Virginia Creeper vs. Poison Ivy
Elisabeth has been pulling Virginia Creeper vines from her trees, which I never considered a dilemma. While it grows rampant in the wild, Parthenocissus quinquefolia is a native plant and, therefore, not regarded as invasive, and folks value it as an ornamental plant.
Just as is its look-alike, Poison Ivy, wildlife adores Virginia Creeper. Of course, Poison Ivy (Toxicodendron radicans) is not an ornamental plant, though it is lovely too. Both turn a glorious bright red in fall. Fortunately, it’s easy to tell the difference between Virginia Creeper and Poison Ivy beyond the itch.
The tell-tale sign is that Virginia Creeper has five leaflets – Poison Ivy has three. And Virginia Creeper has dark purple berries in the fall, while Poison Ivy has greyish-white ones.
Virginia Creeper berries contain oxalic acid, which is moderately toxic to humans and other mammals but provides a food source for birds. The sap of the plant has needle-shaped crystals of calcium oxalate. Crushing the leaves can prick the skin, causing irritation and blisters to some, so wear gloves when handling.
On the other hand, urushiol oil in all parts of the Poison Ivy plant (leaves, stems, roots, flowers, and berries) causes an itchy rash when people touch it. Yet poison ivy is commonly munched by many animals, such as deer and bears, and birds enjoy the berries.
“I Dare You” Challenge
When I was a girl, my sister dared me to rub a leaf all over me. Even then, I was a plant person and always up to an “I dare you” challenge. The leaf was in a grouping of three, and I picked one and dutifully painted myself with it. I bet you know where this is going.
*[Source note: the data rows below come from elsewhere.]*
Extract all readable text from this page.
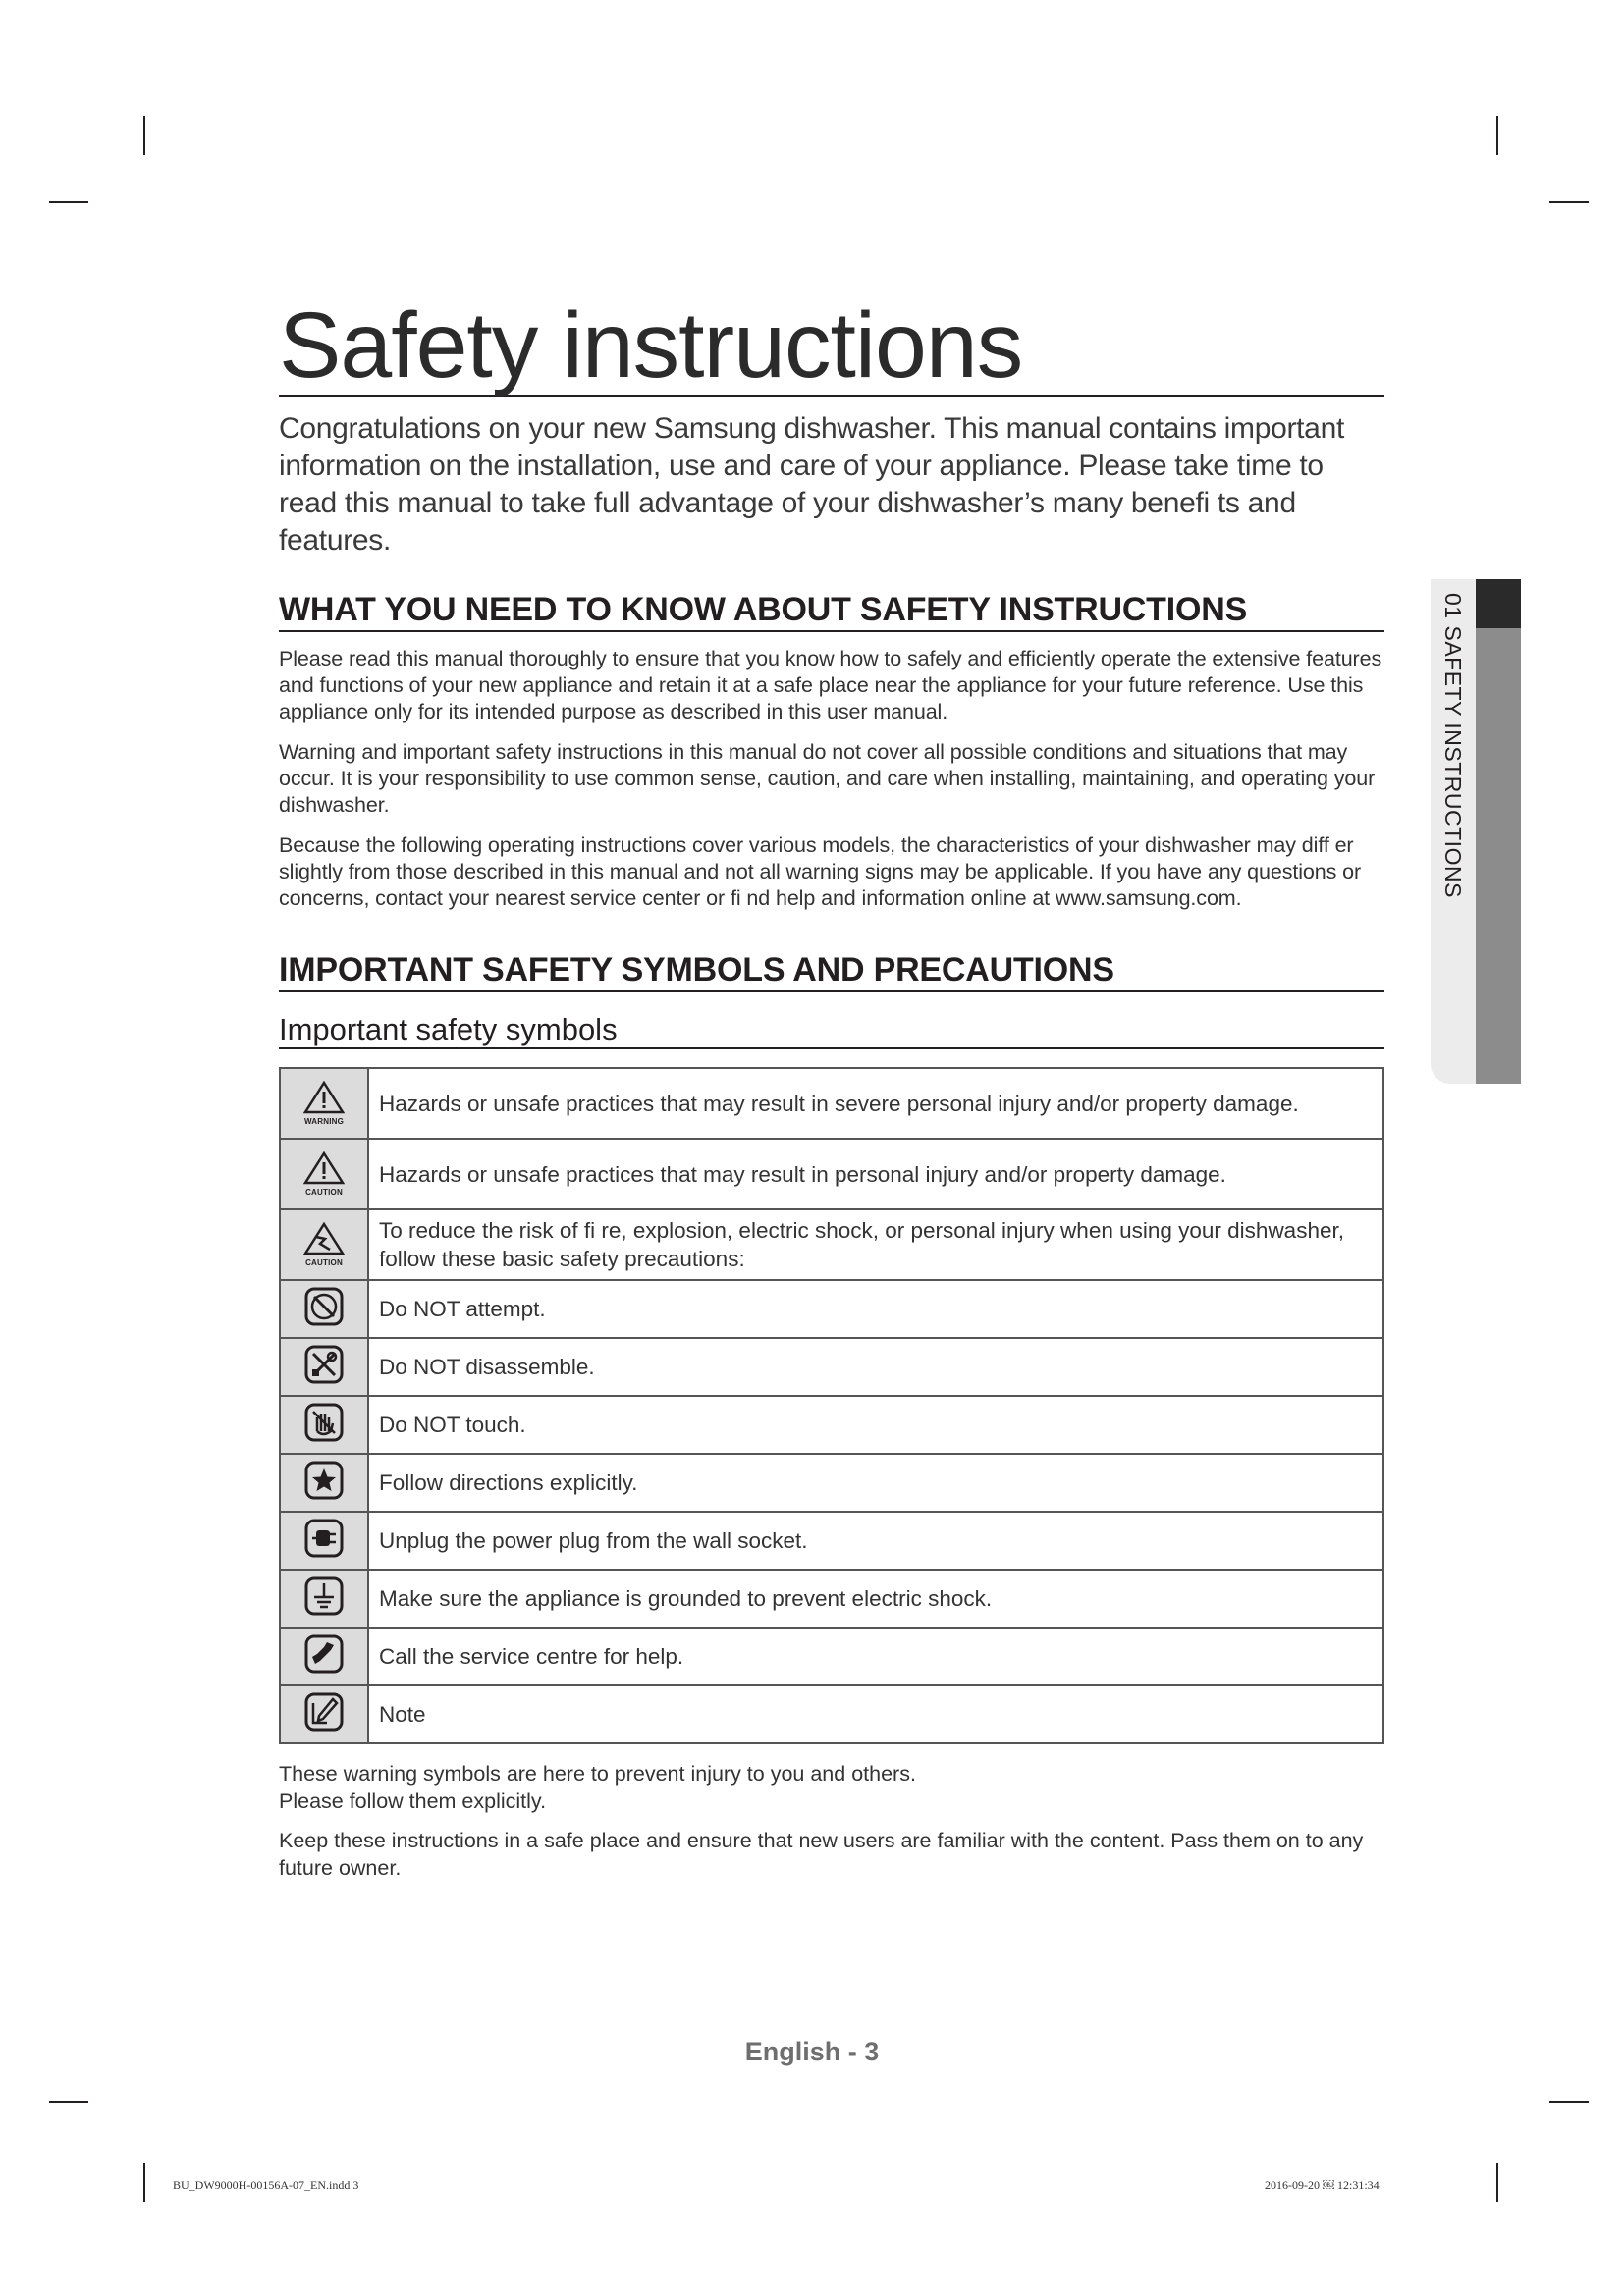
Safety instructions

Congratulations on your new Samsung dishwasher. This manual contains important information on the installation, use and care of your appliance. Please take time to read this manual to take full advantage of your dishwasher’s many benefi ts and features.

WHAT YOU NEED TO KNOW ABOUT SAFETY INSTRUCTIONS

Please read this manual thoroughly to ensure that you know how to safely and efficiently operate the extensive features and functions of your new appliance and retain it at a safe place near the appliance for your future reference. Use this appliance only for its intended purpose as described in this user manual.

Warning and important safety instructions in this manual do not cover all possible conditions and situations that may occur. It is your responsibility to use common sense, caution, and care when installing, maintaining, and operating your dishwasher.

Because the following operating instructions cover various models, the characteristics of your dishwasher may diff er slightly from those described in this manual and not all warning signs may be applicable. If you have any questions or concerns, contact your nearest service center or fi nd help and information online at www.samsung.com.

IMPORTANT SAFETY SYMBOLS AND PRECAUTIONS
Important safety symbols
WARNING	Hazards or unsafe practices that may result in severe personal injury and/or property damage.

CAUTION	Hazards or unsafe practices that may result in personal injury and/or property damage.

CAUTION	To reduce the risk of fi re, explosion, electric shock, or personal injury when using your dishwasher, follow these basic safety precautions:
	Do NOT attempt.
	Do NOT disassemble.
	Do NOT touch.
	Follow directions explicitly.
	Unplug the power plug from the wall socket.
	Make sure the appliance is grounded to prevent electric shock.
	Call the service centre for help.
	Note

These warning symbols are here to prevent injury to you and others.
Please follow them explicitly.

Keep these instructions in a safe place and ensure that new users are familiar with the content. Pass them on to any future owner.

01 SAFETY INSTRUCTIONS
English - 3
BU_DW9000H-00156A-07_EN.indd 3	2016-09-20 ￼ 12:31:34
I’m allergic to poison ivy, as are about 80 percent of us – some more than others. My reaction was awful (big surprise), causing my eyes to swell shut. Most people will react more to repeated or extreme exposure, such as what dear Sis challenged me to do. Long forgiven, though my counter challenge to ride the red flyer wagon down the steep drive left permanent scars on her knees. :^0
Both vines are ambitious and can cover trees or shrubs and even kill them by shading their photosynthesizing ability, hence why Elisabeth pulls them from the trees. But I adore Virginia Creeper scrambling along our boulders in the rock garden. Used as an ornamental plant, it can quickly cover walls keeping a building cooler by shading the surface, and its fall color is a show-stopper.
It adheres to the surface by disks rather than penetrating roots, so it does not harm the masonry. But, as with Boston ivy, ripping the plant from the wall can damage the surface. If you kill the plant first by cutting the vine at the root, the adhesive pads will eventually deteriorate and release their grip.
Before you wrestle vines down, it’s best to ID what you are tackling.
You may have heard rhymes to help identify poison ivy: Leaflets Three; let it be, Hairy Vine, no friend of mine, and Berries White run in fright.
Urushiol oil can remain active for years, so handling dead leaves or vines can still cause a bad reaction. And the oil can transfer to tools or pet fur than to you.
Even if you think you aren’t allergic, a whopping exposure such as cutting up a downed tree wrapped in a dead poison ivy vine at the end of our driveway may cause a bad reaction. Isn’t that right, Curt? “If it’s hairy, you better ask Mary.” Smile.